Alopesi areata için ilaçlar
Tedavi seçimi dermatolog ile yapılmalı ve ile yapılabilir:
- Kortizon enjeksiyonları: Saç dökülmesinin olduğu bölgede ayda bir kez uygulanır. Enjeksiyonlarla birlikte hasta evde de etkilenen bölgede uygulamak için krem veya losyon kullanabilir;
- Topikal Minoksidil: Bölgede saç dökülmesiyle günde 2 kez uygulanması gereken sıvı losyon, ancak toplam saç dökülmesi durumunda etkili değildir;
- Antralin: krem veya merhem olarak satılan, etkilenen bölgeye uygulanmalı ve cilt renginde değişikliklere neden olabilir. Alınacak konsantrasyon ve bu tıbbi ürünün uygulama süresi tıbbi tavsiyeye göre yapılmalıdır.
Vücudun çeşitli bölgelerinde daha ciddi vakalar ve saç dökülmesi, doktorun rehberliğine göre kortikosteroid ve immünsüpresan kullanımı ile tedavi edilebilir.

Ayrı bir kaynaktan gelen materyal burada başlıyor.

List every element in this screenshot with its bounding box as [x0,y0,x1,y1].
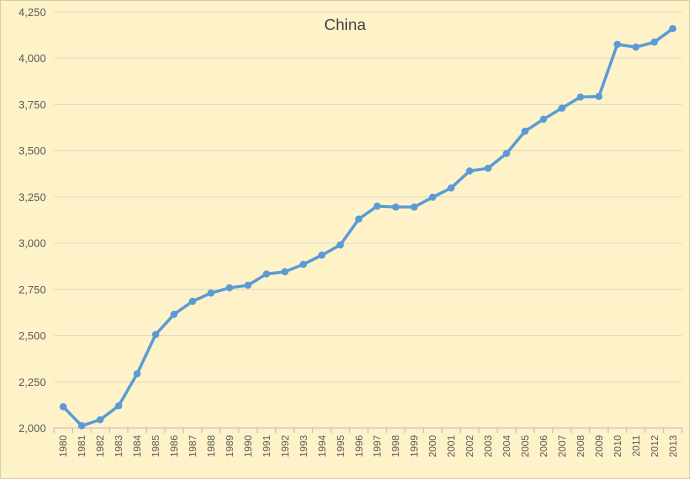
data-point [59,403,67,411]
x-tick-label: 2006 [539,435,550,458]
x-tick-label: 1988 [207,435,218,458]
x-tick-label: 2013 [668,435,679,458]
data-point [650,38,658,46]
data-point [484,164,492,172]
x-tick-label: 2007 [557,435,568,458]
y-tick-label: 3,000 [18,238,46,250]
x-tick-label: 2005 [521,435,532,458]
x-tick-label: 1997 [373,435,384,458]
data-point [613,40,621,48]
x-tick-label: 1989 [225,435,236,458]
data-point [521,127,529,135]
x-tick-label: 1996 [354,435,365,458]
series-china [59,25,677,430]
x-tick-label: 2012 [650,435,661,458]
data-point [669,25,677,33]
data-point [170,310,178,318]
data-point [115,402,123,410]
x-tick-label: 1998 [391,435,402,458]
y-tick-label: 2,250 [18,377,46,389]
x-tick-label: 1985 [151,435,162,458]
data-point [207,289,215,297]
x-tick-label: 1994 [317,435,328,458]
x-tick-label: 1980 [59,435,70,458]
x-tick-label: 2004 [502,435,513,458]
data-point [373,202,381,210]
y-tick-label: 2,750 [18,284,46,296]
data-point [355,215,363,223]
x-tick-label: 2003 [484,435,495,458]
x-tick-label: 2010 [613,435,624,458]
data-point [558,104,566,112]
data-point [318,251,326,259]
x-tick-label: 2000 [428,435,439,458]
data-point [151,331,160,339]
x-tick-label: 2008 [576,435,587,458]
data-point [336,241,344,249]
x-tick-label: 1999 [410,435,421,458]
x-tick-label: 2001 [447,435,458,458]
data-point [447,184,455,192]
y-tick-label: 4,000 [18,53,46,65]
data-point [244,281,252,289]
data-point [502,149,511,158]
data-point [539,115,548,123]
x-tick-label: 1995 [336,435,347,458]
data-point [133,370,141,378]
x-tick-label: 1990 [243,435,254,458]
x-tick-label: 1991 [262,435,273,458]
x-tick-label: 1984 [133,435,144,458]
data-point [262,270,271,278]
x-tick-label: 1983 [114,435,125,458]
x-tick-label: 1982 [96,435,107,458]
y-tick-label: 2,000 [18,423,46,435]
data-point [225,284,234,292]
x-tick-label: 1992 [280,435,291,458]
y-axis-tick-labels: 2,000 2,250 2,500 2,750 3,000 3,250 3,500 3,750… [18,7,46,435]
x-axis-tick-labels: 1980 1981 1982 1983 1984 1985 1986 1987 1988 1989… [59,435,680,458]
data-point [576,93,585,101]
chart-title: China [324,17,366,34]
data-point [429,193,437,201]
x-tick-label: 1981 [77,435,88,458]
data-point [392,203,400,211]
data-point [188,297,197,305]
data-point [281,268,289,276]
y-tick-label: 4,250 [18,7,46,19]
y-tick-label: 3,500 [18,146,46,158]
data-point [78,422,86,430]
axes [53,427,683,433]
series-line [61,27,675,428]
x-tick-label: 1987 [188,435,199,458]
x-tick-label: 2002 [465,435,476,458]
gridlines [54,11,682,383]
y-tick-label: 3,750 [18,99,46,111]
x-tick-label: 1993 [299,435,310,458]
data-point [410,203,418,211]
data-point [595,92,603,101]
y-tick-label: 3,250 [18,192,46,204]
data-point [96,416,104,424]
y-tick-label: 2,500 [18,331,46,343]
x-tick-label: 2011 [631,435,642,457]
x-tick-label: 1986 [170,435,181,458]
x-tick-label: 2009 [594,435,605,458]
data-point [299,260,307,268]
data-point [632,43,640,51]
data-point [465,167,474,175]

Alopesi areata belirtileri ve tanı
Alopesi areata tanısı doktorla yapılan klinik muayene ile yapılır ve tek semptomu genellikle başın veya sakalın üstünde meydana gelen dairesel saç dökülmesidir. Kel alanın etrafındaki tüyler çektiği zaman zayıf ve gevşektir ve vücutta saç kaybı olan başka bir bölge olabilir.
Alopesi areata kadınlarda Erkeklerde Alopecia areataBazı durumlarda, saç kendiliğinden, genellikle beyaz renkte büyüyebilir, ancak bir süre sonra tekrar düşer. Saçın tekrar büyüdüğü ve düşmediği veya tekrar büyümediği de mümkündür.
Alopesi areata nedenleri
Alopesi areata'nın nedenleri bilinmemektedir, ancak saç kaybını tetikleyen genetik faktörlerle bağlantılı gibi görünmektedir. Bununla birlikte, vitiligo, pernisiyöz anemi, lupus ve tiroid problemleri gibi bazı otoimmün hastalıklar da bu tür kellik oluşumunu arttırmaktadır.